To improve cancer waiting times and outcomes, and learning from the success of the covid vaccine roll-out where hard-to-reach cohorts were vaccinated in everyday settings such as shopping centres and football stadiums, will my right hon. Friend look at locating more community diagnostic centres away from formal clinical settings in hospitals and taking them out into the community?
This is an innovative and exciting development, thinking about how we offer services in different ways and bring those services to patients much more locally. The community diagnostic centres are a huge step forward in that, but we should also be looking at our engagement with employers, at how we use more tests at home and at the successes we have had, for example, with some of the screening programmes in order to offer more services closer to patients.
The figures on diagnosing people with cancer are certainly improving, but what is getting worse, and has got significantly worse in the last three months, is the starting of treatment for people who definitely have cancer. The figures are now the worst on record, with 19,000 people waiting for treatment, and all the evidence suggests that waiting another week adds 10% to the likelihood of death. Can I please urge the Minister not always to give the rosy, good statistics but to face up to the fact that there are real dangers in the statistics, too?

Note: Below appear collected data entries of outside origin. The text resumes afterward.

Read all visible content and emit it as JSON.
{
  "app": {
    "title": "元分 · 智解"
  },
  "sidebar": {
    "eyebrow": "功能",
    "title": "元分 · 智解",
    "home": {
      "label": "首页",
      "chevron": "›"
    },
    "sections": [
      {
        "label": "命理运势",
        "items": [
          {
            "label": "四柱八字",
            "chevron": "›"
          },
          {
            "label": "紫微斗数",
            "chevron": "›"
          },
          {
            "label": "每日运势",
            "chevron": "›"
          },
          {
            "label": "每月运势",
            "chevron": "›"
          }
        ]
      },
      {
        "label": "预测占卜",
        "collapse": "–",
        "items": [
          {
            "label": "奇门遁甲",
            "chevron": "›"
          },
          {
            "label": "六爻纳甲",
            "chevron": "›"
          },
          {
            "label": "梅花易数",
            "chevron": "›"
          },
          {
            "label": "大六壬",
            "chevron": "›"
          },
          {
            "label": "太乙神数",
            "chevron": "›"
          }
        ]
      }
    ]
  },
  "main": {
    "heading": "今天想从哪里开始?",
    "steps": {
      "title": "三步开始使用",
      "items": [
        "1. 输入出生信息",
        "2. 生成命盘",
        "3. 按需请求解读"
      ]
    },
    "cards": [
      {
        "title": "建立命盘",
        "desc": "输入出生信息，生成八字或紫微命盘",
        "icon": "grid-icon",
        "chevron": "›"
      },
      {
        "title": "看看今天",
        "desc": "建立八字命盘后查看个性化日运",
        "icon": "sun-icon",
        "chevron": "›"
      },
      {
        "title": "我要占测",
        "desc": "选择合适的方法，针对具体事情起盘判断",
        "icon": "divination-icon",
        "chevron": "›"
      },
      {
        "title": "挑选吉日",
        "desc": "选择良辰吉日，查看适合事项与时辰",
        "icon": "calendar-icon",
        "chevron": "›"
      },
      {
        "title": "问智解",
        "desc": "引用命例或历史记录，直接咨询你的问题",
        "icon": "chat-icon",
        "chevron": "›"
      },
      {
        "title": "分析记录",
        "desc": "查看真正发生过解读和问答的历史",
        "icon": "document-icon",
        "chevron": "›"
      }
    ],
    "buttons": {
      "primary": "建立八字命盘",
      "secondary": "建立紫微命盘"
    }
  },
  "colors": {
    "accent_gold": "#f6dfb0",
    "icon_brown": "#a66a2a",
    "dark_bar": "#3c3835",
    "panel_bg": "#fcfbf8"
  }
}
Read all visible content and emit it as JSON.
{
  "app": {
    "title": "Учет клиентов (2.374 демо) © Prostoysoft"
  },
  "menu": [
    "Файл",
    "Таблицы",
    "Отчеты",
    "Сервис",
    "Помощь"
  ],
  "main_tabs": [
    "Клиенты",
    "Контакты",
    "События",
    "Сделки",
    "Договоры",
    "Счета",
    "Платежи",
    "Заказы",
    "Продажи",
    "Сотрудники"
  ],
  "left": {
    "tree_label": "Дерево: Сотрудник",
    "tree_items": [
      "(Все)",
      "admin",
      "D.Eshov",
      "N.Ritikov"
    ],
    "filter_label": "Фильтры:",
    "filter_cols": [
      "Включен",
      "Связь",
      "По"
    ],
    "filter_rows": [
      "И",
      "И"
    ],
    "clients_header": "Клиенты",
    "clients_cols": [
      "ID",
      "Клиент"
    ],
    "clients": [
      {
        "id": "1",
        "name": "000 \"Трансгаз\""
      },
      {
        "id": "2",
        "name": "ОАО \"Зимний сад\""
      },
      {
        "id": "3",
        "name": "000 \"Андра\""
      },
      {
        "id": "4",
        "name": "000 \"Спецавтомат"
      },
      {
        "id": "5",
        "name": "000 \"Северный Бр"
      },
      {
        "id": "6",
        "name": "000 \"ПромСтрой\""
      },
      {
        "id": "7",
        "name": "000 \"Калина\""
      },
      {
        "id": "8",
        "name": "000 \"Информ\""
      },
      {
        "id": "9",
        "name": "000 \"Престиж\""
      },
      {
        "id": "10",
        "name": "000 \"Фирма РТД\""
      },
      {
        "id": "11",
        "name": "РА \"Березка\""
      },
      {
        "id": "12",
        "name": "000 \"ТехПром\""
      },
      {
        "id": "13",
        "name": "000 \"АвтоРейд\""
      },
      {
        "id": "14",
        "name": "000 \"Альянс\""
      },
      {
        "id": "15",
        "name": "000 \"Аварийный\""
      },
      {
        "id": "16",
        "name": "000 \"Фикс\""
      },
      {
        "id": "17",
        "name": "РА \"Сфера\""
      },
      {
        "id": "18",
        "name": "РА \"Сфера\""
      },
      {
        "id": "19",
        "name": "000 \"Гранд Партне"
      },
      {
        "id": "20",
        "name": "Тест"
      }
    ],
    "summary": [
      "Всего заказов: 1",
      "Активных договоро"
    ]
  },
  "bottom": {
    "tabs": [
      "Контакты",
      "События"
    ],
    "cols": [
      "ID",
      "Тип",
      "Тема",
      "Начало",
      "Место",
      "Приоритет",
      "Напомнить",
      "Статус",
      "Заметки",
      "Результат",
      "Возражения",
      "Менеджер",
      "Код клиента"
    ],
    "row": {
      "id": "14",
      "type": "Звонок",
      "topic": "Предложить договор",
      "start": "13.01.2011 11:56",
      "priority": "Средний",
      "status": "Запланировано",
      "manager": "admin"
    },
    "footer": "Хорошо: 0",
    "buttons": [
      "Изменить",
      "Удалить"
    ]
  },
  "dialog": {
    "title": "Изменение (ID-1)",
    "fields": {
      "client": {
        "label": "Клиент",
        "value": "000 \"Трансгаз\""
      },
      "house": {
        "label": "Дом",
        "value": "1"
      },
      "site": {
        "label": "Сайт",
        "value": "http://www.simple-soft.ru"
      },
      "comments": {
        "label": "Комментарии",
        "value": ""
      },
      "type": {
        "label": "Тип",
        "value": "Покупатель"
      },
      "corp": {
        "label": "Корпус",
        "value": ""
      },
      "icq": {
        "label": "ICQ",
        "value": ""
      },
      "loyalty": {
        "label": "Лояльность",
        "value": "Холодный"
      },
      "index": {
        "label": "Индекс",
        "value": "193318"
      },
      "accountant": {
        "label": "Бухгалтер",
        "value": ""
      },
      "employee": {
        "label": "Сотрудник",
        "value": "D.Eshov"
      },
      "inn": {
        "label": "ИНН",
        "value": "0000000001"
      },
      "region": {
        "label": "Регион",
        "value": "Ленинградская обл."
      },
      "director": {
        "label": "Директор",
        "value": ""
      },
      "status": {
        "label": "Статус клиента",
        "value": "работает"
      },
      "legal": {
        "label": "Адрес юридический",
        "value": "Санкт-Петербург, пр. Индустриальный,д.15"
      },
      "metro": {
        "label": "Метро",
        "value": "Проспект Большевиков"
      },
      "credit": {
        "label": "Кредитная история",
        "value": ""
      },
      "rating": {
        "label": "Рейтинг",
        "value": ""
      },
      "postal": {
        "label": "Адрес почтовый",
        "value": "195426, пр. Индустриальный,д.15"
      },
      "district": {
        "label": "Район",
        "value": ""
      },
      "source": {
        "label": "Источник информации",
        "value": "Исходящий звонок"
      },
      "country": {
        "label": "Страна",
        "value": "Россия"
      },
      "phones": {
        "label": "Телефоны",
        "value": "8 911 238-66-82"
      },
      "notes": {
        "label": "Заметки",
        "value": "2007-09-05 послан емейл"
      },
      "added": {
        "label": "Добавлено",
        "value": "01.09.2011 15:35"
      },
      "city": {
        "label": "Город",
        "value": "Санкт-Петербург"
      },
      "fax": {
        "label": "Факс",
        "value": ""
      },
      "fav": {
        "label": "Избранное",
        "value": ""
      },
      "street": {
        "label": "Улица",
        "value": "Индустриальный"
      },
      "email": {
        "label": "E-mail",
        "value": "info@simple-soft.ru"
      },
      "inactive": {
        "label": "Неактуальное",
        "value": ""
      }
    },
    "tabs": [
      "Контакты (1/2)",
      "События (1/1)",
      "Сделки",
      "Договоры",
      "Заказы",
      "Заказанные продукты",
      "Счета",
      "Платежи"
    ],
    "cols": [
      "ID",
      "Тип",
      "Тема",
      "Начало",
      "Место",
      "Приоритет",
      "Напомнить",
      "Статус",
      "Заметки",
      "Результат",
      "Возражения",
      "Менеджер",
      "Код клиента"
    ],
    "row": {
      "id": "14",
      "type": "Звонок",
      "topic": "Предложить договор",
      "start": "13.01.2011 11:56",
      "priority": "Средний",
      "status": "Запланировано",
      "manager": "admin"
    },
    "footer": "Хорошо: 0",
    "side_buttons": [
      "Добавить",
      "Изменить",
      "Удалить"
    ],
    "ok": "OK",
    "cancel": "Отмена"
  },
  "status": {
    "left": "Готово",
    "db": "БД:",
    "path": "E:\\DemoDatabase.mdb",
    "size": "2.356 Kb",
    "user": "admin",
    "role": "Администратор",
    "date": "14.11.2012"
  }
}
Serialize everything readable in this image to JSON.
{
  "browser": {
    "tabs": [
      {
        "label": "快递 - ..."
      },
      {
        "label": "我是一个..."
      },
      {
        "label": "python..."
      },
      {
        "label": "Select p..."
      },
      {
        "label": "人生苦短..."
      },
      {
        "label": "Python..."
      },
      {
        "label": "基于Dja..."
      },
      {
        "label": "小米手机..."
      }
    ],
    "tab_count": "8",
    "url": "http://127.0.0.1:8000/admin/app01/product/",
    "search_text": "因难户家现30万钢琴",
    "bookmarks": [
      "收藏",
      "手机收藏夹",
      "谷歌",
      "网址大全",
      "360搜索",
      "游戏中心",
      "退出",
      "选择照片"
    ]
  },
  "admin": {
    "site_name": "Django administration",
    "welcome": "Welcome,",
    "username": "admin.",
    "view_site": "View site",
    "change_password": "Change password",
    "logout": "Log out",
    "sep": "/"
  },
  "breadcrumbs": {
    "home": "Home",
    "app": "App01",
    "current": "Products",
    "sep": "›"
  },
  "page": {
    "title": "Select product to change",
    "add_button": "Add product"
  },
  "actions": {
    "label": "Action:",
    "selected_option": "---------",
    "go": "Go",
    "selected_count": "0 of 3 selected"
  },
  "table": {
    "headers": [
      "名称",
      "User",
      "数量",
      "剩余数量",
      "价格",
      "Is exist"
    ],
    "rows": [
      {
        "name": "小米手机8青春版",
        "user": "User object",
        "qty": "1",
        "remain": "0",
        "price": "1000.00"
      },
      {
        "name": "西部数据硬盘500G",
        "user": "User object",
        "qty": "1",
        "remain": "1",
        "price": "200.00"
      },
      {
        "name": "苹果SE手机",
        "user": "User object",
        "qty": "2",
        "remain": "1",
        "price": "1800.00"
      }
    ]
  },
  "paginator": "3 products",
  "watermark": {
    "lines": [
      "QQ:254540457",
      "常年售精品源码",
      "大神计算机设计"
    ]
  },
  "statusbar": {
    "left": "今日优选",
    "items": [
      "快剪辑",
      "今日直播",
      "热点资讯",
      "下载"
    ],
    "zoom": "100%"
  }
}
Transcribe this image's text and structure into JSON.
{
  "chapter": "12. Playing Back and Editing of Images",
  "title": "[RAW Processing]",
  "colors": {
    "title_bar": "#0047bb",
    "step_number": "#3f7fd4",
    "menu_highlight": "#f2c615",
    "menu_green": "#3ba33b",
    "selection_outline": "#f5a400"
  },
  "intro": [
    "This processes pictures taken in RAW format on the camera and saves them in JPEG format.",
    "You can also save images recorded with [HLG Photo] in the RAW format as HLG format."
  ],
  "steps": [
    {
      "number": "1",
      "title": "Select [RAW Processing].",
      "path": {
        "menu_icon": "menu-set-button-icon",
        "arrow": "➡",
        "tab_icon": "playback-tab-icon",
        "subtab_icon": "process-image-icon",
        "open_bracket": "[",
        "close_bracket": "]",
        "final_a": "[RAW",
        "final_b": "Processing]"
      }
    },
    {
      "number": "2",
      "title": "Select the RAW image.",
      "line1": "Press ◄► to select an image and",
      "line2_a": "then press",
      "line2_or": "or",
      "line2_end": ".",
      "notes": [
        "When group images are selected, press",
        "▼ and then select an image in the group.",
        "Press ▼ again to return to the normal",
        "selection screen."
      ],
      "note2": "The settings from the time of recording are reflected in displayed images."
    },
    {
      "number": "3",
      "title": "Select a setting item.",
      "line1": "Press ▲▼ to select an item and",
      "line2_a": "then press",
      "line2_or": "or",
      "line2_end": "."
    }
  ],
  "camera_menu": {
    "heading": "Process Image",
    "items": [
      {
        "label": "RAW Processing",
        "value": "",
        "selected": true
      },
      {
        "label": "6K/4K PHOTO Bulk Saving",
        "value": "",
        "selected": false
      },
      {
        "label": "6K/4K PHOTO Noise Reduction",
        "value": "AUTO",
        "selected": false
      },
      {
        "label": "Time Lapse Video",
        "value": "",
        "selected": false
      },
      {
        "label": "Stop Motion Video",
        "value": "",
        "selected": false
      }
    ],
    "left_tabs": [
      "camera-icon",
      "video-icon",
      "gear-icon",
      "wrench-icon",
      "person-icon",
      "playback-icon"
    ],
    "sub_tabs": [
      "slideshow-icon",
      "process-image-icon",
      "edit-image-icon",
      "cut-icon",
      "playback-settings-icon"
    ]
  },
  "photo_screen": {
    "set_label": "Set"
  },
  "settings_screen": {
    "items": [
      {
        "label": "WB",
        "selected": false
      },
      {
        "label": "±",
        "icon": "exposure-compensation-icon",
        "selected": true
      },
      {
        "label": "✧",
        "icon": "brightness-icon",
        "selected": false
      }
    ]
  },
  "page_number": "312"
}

I know the hon. Gentleman takes a very close interest in this, and we can all see that there is a shared desire to meet the increasing demand. He recognises the progress on diagnostics. Nine in 10 patients are starting treatment within a month, and the all cancer survival index for England is steadily increasing, but I agree that there is much more still to do, which is why we are investing in diagnostic centres, surgical hubs and the long-term workforce plan. I am very happy to continue working with him and other colleagues as we meet this ongoing challenge.
Does the Minister agree that one of the ways we can improve cancer care and outcomes is by supporting brilliant charities such as Chemocare Bags? Emma Hart and her team do an outstanding job of putting together bags, which include fluffy socks, puzzle books, colouring books, mints and lip salve, for those starting chemotherapy at Ysbyty Gwynedd in Bangor.
I am very happy to join my hon. Friend in paying tribute to all those who support Chemocare Bags for the fantastic work they do. That sort of support makes a real difference to patients, and the NHS benefits hugely from the work of volunteers, including those at Chemocare Bags.
As my hon. Friend the Member for Rhondda (Sir Chris Bryant) pointed out, the brutal truth is that the Tories have consistently missed England’s cancer treatment target since 2013. Last year, 66,000 cancer patients waited more than two months for their first treatment following an urgent GP referral, and the UK now has the worst cancer survival rate in the G7. Labour will give the NHS the staff, the technology and the reform it needs, and we make no apologies for expecting cancer waiting times and diagnosis targets to be met once again. That is our mission. Why is theirs so unambitious?
We are making significant progress. The hon. Gentleman specifically mentions GP referrals, and there were more than 11,000 urgent GP referrals for suspected cancer per working day in March 2023, compared with just under 9,500 in March 2019, so we are seeing more patients.
Let me give an indication of how we are innovating on cancer. We have doubled the number of community lung trucks, which means the detection of lung cancer at stages 1 and 2 is up by a third in areas with the highest smoking rates. In the most deprived areas, we are detecting cancer much sooner, and survival rates are, in turn, showing a marked improvement.